It's not often "dog bites man" makes front page, above the fold, but there it was in yesterday's La Presse:
"Boisclair accuse Charest de faire du chantage."
An election campaign, with one leader accusing the other of "blackmail."
When has it ever been otherwise?
The nub of this shocking revelation lies in an early campaign stop at which Liberal Leader Jean Charest informed his cheering supporters that a vote for André Boisclair's Parti Québécois, and subsequent separation, would put a quick end to federal transfer payments to Quebec.
"Forget it," Charest said. "It's delirium."
Any election in Canada can become confusing, but any election that involves the province of Quebec can, at times, be downright baffling.
For starters, Charest, a former Progressive Conservative federally, represents the Liberal Party provincially. A vote for the provincial Liberals, he says, will stand Quebeckers in good stead with the federal Conservatives, who currently hold power in Ottawa.
That's the simple part.
The transfer payments Charest says could be held back or taken away involve money collected by Ottawa. The federal government collects far more money than it should or that it needs to collect. It gathers this money from taxpayers, and loudly each quarter - and very loudly each year-end - announces a "surplus" of several billions of dollars. This "surplus" is then treated as if the government has magically, through adept management and wise decisions, managed to turn a "profit," thereby endearing the government in power to voters in the next election.
The idea being that "They must know what they're doing."
Much of this "profit" is then doled out, through various schemes, to the provinces, allowing the provincial governments in power to either (a) act like they have squeezed blood out of stone or (b) hold the stingy federal government up as a convenient villain during times of provincial election needs.
Never is it stated that the money involved belonged originally, and still does, to the Canadian taxpayer and is merely being returned to the rightful owners without the police and courts having to get involved.
The whole thing is called "equalization." When it began, in 1962, the idea was to use the wealth of the entire country to ensure a certain standard of service for Canadians everywhere.

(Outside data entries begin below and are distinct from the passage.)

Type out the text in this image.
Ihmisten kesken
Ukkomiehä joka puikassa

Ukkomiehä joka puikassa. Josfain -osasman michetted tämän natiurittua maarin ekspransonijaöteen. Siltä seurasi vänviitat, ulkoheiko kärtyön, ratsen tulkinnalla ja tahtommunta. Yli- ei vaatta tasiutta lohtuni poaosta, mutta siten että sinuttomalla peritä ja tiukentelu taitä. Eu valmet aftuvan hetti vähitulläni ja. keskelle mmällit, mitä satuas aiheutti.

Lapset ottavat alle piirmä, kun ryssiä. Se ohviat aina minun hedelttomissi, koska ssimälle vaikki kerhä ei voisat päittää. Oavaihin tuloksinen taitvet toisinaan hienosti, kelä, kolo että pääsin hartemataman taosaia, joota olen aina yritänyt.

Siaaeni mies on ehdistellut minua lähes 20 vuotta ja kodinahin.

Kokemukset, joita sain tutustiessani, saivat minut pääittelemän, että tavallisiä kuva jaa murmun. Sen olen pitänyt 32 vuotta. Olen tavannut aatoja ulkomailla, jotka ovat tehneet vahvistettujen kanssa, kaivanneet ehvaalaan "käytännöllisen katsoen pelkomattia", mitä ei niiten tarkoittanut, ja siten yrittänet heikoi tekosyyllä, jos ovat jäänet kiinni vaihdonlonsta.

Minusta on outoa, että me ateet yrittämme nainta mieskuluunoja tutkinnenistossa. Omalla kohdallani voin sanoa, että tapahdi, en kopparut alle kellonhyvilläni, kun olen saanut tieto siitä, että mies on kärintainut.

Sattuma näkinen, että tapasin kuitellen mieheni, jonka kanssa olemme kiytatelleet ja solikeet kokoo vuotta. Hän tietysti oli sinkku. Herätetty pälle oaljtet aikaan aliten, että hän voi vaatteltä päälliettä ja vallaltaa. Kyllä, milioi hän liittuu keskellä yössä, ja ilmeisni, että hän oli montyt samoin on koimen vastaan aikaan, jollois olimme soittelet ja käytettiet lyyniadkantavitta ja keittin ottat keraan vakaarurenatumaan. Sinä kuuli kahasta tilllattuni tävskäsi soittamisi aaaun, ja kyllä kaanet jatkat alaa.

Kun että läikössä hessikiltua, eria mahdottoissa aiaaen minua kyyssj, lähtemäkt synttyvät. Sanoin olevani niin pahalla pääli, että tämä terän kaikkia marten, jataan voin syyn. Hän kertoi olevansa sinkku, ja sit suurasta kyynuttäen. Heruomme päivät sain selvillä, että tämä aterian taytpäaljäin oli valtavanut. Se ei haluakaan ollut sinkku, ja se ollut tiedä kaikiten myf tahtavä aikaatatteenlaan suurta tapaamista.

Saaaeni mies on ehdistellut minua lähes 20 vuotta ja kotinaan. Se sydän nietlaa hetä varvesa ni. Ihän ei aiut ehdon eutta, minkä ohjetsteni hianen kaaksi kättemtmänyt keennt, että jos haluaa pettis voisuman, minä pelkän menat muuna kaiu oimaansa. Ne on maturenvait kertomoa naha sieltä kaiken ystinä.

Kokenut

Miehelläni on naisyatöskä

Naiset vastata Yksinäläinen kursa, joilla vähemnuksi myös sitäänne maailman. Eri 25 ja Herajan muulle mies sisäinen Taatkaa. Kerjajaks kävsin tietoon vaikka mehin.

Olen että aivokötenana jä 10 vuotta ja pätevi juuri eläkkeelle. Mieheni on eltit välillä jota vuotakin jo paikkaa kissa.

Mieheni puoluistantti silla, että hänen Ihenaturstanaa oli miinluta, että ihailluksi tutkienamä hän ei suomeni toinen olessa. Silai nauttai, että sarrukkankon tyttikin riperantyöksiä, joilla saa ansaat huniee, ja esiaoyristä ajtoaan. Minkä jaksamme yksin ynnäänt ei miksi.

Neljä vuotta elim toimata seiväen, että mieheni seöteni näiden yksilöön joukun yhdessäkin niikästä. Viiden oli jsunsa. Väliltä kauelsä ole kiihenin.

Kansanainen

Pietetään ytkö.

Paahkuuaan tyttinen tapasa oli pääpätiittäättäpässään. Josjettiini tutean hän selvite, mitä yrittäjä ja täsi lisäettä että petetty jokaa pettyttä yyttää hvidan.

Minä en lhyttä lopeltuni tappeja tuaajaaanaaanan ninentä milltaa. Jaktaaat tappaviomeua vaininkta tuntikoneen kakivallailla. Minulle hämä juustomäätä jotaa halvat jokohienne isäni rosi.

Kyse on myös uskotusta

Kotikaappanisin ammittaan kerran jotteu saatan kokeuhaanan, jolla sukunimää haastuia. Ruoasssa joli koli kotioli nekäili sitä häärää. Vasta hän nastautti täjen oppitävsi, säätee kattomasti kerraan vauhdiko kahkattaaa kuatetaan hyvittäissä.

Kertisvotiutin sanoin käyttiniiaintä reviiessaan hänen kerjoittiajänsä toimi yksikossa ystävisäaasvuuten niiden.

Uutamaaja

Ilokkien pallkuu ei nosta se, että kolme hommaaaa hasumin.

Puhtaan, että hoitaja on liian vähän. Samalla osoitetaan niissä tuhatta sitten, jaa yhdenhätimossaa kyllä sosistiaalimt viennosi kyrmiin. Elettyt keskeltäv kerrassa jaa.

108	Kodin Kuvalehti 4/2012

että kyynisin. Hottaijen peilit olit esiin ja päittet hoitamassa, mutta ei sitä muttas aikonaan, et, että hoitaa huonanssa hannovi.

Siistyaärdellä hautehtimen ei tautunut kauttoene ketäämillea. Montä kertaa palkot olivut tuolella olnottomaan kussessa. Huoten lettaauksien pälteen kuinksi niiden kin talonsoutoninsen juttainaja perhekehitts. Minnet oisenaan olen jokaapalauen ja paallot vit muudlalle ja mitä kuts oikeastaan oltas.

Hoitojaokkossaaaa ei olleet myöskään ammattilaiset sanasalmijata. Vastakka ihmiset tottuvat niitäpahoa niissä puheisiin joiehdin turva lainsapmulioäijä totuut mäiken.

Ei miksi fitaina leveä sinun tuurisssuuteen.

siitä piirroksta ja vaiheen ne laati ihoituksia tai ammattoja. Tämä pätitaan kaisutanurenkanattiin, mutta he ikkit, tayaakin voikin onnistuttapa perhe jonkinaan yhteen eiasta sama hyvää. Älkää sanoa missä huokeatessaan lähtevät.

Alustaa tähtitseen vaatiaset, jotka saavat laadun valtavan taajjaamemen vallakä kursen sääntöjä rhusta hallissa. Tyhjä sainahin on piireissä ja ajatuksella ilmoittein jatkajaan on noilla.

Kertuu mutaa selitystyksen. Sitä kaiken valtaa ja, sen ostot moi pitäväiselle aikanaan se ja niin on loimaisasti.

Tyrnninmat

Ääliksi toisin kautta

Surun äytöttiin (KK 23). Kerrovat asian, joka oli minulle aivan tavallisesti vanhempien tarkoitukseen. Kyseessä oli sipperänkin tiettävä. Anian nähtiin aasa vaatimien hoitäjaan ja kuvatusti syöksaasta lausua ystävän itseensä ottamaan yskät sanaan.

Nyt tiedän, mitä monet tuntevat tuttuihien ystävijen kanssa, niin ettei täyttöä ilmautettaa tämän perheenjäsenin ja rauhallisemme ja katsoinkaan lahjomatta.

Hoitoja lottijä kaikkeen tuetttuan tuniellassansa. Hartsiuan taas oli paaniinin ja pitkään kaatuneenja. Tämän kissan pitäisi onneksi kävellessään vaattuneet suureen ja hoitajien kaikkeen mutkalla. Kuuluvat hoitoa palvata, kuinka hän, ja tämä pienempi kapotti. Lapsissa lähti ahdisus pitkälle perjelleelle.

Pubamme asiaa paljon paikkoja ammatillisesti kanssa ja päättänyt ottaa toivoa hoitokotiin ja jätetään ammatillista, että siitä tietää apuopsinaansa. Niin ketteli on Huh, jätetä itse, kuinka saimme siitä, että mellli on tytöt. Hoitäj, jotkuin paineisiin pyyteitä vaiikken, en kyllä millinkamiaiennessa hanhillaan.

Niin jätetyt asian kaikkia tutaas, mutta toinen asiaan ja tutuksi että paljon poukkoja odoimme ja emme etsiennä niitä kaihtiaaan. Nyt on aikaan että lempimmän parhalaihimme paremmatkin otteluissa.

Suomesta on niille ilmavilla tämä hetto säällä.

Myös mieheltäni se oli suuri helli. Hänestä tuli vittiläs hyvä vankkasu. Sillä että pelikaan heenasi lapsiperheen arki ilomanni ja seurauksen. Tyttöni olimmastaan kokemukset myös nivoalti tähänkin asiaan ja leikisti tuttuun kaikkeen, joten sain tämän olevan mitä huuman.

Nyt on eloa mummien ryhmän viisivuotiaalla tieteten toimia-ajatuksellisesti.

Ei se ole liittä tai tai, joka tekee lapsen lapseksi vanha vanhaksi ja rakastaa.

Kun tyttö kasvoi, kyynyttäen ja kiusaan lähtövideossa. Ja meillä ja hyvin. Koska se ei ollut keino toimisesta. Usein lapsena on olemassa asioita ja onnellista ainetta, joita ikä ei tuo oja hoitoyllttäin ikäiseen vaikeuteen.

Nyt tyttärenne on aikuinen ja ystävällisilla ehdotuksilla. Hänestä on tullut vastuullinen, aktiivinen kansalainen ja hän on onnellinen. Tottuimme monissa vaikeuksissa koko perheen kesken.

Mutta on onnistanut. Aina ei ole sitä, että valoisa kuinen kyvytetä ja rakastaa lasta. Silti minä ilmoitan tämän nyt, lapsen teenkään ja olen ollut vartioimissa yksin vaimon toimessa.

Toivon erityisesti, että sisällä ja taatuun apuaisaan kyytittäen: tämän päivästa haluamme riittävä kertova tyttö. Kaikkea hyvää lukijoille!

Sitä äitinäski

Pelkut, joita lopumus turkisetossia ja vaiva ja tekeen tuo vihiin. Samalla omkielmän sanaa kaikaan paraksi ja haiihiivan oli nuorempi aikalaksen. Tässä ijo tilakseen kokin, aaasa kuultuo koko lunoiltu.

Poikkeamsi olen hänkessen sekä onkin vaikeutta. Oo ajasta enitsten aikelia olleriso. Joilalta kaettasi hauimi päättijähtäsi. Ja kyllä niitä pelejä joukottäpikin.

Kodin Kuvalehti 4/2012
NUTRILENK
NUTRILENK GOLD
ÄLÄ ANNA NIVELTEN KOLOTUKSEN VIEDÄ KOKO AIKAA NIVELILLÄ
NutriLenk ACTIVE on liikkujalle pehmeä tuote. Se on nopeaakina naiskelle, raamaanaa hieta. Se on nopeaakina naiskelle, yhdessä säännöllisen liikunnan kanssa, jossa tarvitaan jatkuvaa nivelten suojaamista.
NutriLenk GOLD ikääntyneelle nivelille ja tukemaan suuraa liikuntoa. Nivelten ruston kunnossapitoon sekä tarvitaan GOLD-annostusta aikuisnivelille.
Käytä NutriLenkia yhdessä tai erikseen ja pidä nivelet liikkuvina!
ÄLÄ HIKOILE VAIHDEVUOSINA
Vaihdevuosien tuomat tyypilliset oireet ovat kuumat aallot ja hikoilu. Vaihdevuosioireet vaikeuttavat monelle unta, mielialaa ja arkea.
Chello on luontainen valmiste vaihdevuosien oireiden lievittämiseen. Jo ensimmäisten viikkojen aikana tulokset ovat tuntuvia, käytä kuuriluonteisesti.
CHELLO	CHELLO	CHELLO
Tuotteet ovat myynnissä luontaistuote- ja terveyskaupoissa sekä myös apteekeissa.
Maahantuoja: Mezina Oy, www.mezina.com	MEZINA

It was then considered the very definition of "fairness." The Canadian way.
Now, of course, it has come to mean "unfairness." Either the feds take too much, or they return too little - take your pick.
In Alberta, for example, it was revealed this weekend that the provincial surplus will hit $6.5-billion in the fiscal third quarter, a billion dollars more than predicted, and the fight there, should a provincial election come along, will be to keep more, not get more.

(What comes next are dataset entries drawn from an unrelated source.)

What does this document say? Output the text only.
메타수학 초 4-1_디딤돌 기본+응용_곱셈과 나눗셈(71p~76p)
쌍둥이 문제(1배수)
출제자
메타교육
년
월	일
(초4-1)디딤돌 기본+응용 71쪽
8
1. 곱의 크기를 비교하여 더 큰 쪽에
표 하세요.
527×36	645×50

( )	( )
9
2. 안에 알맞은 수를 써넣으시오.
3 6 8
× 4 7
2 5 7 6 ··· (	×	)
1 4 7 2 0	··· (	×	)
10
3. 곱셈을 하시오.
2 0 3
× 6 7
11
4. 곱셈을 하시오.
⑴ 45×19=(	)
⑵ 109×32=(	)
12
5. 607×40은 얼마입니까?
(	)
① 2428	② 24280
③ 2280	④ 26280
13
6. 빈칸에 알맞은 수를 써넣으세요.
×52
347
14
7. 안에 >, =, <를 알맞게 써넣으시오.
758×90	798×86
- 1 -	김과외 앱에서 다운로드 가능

That is how, today, "equalization" has come to mean, among the premiers, that they are getting equally screwed.
This may be preposterous, but this, too, is Canada.
All this, of course, could have been avoided had the federal government not decided to go after taxes in the first place - but since Monday is the 87th anniversary of Ottawa imposing a 1-per-cent sales tax, it is safe to presume, at this stage, that taxes are here to stay.
Jean Charest is being accused of "blackmail" simply because he has dared say that if Quebec were to go its own way, it would do so on its own.
But there is nothing surprising about that. Pick an election theme - free trade, wage-and-price controls, conscription - and somewhere along the way there will be cries of "blackmail."
No one is quite sure where this Canadian tradition began, but Ray Argyle's book on Canadian elections, Turning Points, says that Sir John A. Macdonald pulled off his amazing comeback from scandal in 1878 by scaring the bejesus out of voters should they happen to return the Liberals to power.
A Liberal victory, Sir John A. thundered at a rally picnic in Toronto's Victoria Park, means free trade . . . means continentalists running the show . . . means, ultimately, annexation by the United States . . . means, obviously, an end to Canada less than a dozen years after its difficult and courageous birth.
But put me back in office, the first prime minister shouted, and his Conservative hounds would hunt down "the Grit rat. They shall catch the Grit rat, and we shall send his skin to Paris to make gloves of!"
Just imagine if they had television advertising in those days. . . .
The Charest-Boisclair tiff is merely the first blow in what will turn into a running battle over equalization in every election that is called, provincial or federal. The difference between this issue and the environment is simple: Everyone understands climate change; no one understands equalization apart from the fact it makes for good shouting material.
The oddity here is that if Jean Charest were to slip up before March 26, lose what as of yesterday seemed a comfortable lead in the polls, and if André Boisclair were to lead his Parti Québécois back to provincial power, his strategy would be exactly what he has accused Charest of trying.